Mrs. Mishak. I’m sure the owner will be happy to take your complaint. Have a nice day, Mrs. Mishak.”

He hung up, bent over the telephone, and shouted: “It’s a
trailer,
you fat old sow! You’re fifty years old and you’re living in a fucking box on wheels!”

He was too big for that office, but it wasn’t the office’s fault; he was too big for most rooms that didn’t have frescoes painted on the ceiling. He ran about two-fifty in a plain cotton BVD undershirt with his dirty-blonde hair in a ponytail and blue barbed-wire tattoos encircling his biceps. The biceps were as big around as buckets. The artist would have had to go back for more ink. He had a small gold hoop in one ear and a little yellow stubble on his chin, but he smelled of clean sweat and unscented soap. He was in his early twenties.

“I’m betting she knows all that,” I said. “She’s just dumping the bag out on you.”

“How the hell would you know?” A pair of blue eyes narrowed to paper cuts.

“Because I take that kind of call all the time. You don’t have the corner. The only good thing about it is while I’m talking to people like that I’m not burning good gas driving clear out here from Detroit to talk to jackasses like you who don’t know who their friends are.”
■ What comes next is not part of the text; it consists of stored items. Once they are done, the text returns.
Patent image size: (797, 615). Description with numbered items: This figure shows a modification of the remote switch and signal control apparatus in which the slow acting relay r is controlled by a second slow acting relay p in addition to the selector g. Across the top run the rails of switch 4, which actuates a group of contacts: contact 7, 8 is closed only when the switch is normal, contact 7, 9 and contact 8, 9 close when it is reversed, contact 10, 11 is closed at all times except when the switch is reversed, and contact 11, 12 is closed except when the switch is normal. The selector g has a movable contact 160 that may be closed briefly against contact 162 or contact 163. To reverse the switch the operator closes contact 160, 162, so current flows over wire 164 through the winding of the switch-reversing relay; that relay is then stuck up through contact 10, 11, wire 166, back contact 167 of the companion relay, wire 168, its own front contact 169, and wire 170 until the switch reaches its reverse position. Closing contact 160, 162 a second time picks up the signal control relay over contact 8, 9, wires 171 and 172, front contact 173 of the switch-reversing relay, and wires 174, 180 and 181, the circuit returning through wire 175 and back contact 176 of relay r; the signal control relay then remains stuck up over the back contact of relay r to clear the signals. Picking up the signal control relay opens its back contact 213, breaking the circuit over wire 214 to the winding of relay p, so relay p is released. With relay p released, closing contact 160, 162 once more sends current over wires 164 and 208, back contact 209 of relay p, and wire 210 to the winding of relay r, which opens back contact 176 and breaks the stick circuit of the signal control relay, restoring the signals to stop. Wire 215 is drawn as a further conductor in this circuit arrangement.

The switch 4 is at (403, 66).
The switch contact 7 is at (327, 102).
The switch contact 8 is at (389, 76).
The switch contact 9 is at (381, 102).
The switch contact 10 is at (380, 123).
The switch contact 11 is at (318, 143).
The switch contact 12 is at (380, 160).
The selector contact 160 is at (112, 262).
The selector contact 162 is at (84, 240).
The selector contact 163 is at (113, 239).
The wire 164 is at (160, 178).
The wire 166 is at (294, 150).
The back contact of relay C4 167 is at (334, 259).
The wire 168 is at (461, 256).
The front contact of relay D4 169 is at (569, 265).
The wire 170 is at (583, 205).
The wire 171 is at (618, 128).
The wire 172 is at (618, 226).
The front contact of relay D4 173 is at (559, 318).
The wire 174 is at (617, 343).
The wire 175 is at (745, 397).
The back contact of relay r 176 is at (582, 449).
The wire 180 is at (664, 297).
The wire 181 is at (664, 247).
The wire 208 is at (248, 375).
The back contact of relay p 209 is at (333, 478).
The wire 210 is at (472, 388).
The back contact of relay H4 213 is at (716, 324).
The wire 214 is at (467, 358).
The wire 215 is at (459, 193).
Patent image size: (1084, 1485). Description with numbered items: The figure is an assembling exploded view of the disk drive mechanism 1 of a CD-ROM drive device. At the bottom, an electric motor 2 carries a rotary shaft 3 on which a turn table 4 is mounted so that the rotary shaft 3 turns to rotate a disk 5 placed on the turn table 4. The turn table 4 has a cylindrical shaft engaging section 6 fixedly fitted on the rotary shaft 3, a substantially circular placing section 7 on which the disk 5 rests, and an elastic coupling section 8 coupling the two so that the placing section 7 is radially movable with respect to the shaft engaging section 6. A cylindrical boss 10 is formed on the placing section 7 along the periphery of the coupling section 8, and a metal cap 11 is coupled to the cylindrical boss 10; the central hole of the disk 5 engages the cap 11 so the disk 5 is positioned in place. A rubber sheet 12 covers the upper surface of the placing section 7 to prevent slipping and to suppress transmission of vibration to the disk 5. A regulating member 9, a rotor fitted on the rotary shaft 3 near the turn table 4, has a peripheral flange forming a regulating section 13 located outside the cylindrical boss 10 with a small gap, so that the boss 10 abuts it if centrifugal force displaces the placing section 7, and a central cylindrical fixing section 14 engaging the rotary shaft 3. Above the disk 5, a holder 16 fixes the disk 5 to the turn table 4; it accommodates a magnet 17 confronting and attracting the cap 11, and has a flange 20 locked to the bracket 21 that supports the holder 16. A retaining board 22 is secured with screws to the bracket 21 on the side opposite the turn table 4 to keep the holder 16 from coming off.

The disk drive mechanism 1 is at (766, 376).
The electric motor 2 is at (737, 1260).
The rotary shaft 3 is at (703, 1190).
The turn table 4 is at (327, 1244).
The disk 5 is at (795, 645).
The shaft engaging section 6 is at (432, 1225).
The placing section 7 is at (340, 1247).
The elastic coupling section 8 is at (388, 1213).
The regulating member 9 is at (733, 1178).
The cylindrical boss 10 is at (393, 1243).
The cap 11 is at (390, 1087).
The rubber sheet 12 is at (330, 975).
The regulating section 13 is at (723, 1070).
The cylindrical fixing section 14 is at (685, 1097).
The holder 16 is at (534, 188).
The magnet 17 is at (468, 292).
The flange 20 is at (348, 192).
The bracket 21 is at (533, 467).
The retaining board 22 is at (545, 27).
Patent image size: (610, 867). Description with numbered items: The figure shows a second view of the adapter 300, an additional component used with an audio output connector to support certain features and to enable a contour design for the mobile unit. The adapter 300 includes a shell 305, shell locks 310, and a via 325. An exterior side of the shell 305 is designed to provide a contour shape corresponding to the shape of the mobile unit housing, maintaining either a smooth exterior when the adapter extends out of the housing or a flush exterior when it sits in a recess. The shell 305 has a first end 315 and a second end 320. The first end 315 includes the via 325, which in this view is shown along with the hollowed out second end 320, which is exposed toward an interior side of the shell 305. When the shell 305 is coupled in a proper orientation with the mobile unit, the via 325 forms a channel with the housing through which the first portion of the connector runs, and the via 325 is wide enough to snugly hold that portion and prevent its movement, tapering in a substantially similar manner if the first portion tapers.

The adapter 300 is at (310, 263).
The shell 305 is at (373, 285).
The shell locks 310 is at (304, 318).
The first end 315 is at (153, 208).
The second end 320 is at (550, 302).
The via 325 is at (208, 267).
He flexed both arms and I looked around for something to throw at him that wouldn’t just bounce off. There was nothing big enough in the trailer. Then he blew out a lungful of air. The tension went out with it. He nodded. “You’re the detective. Sorry about that. Here.” He opened the little refrigerator, took out two Stroh’s, twisted the top off one, and thumped the other down on my side of the desk.

I twisted the top off mine and we clinked. The beer was ice cold. Moisture had beaded up on the glass. “You didn’t get that tan behind a desk.” His skin was burned as brown as the bottles.

“Up until last week I cut the hedges and mowed the paths between the trailers. That suited me just fine. All I had to deal with was thistles and poison ivy. I’m just filling in here as a favor to the owner. When this gig’s finished he’s going to take care of my dog while I’m at Disney World. If I can’t find one that isn’t housebroken I’ll buy one and un-housebreak it. Even at that he’ll have less shit to deal with than I do.”

“Booth left in a hurry, did he?”

“I don’t know about that. He just didn’t give much notice. He had this big old bucket of a Plymouth and he just threw a suitcase and a portable typewriter into the back seat and drove away. He didn’t peel rubber and he wasn’t looking back over his shoulder. I couldn’t see him doing that even if he was in a hurry. You could have cut off somebody’s head and put it in the drawer where he kept his bottle and he would have just opened it and frowned because he’d have to move the head to get to the bottle. He wasn’t the hysterical type.”

“Sounds like you knew him pretty well.”

“Just to talk to and drink a couple of beers with when it got too hot out to work, like we’re doing. I’m closer friends with that bitch Mishak than I was with Booth.”

“What did you talk about?”

“Sports and politics. He thought most politicians were full of shit and most professional athletes didn’t take enough. He wanted to set up a transfusion.” He had a high thin laugh. It irritated him more than it did me and he poured beer on top of it. In addition to the barbed wire he had a tattoo of a Kewpie doll that stuck out its belly when he bent his arm.

“He didn’t say anything about himself? A couple of beers every now and then is usually good for a little autobiography. A bottle in the drawer is better.”

“That was a gag, on account of he said he was a tough-guy writer. If that’s autobiography, I guess you got me. All I ever saw him drink was beer, and no more than two of those at a stretch. I never saw him drunk. What’d he do, write himself a check and sign it Stephen King?”

“Nothing like that. Someone wants to give him money and I’m supposed to find out where to send it. There’s a few bucks in it for you, too, if you can help.”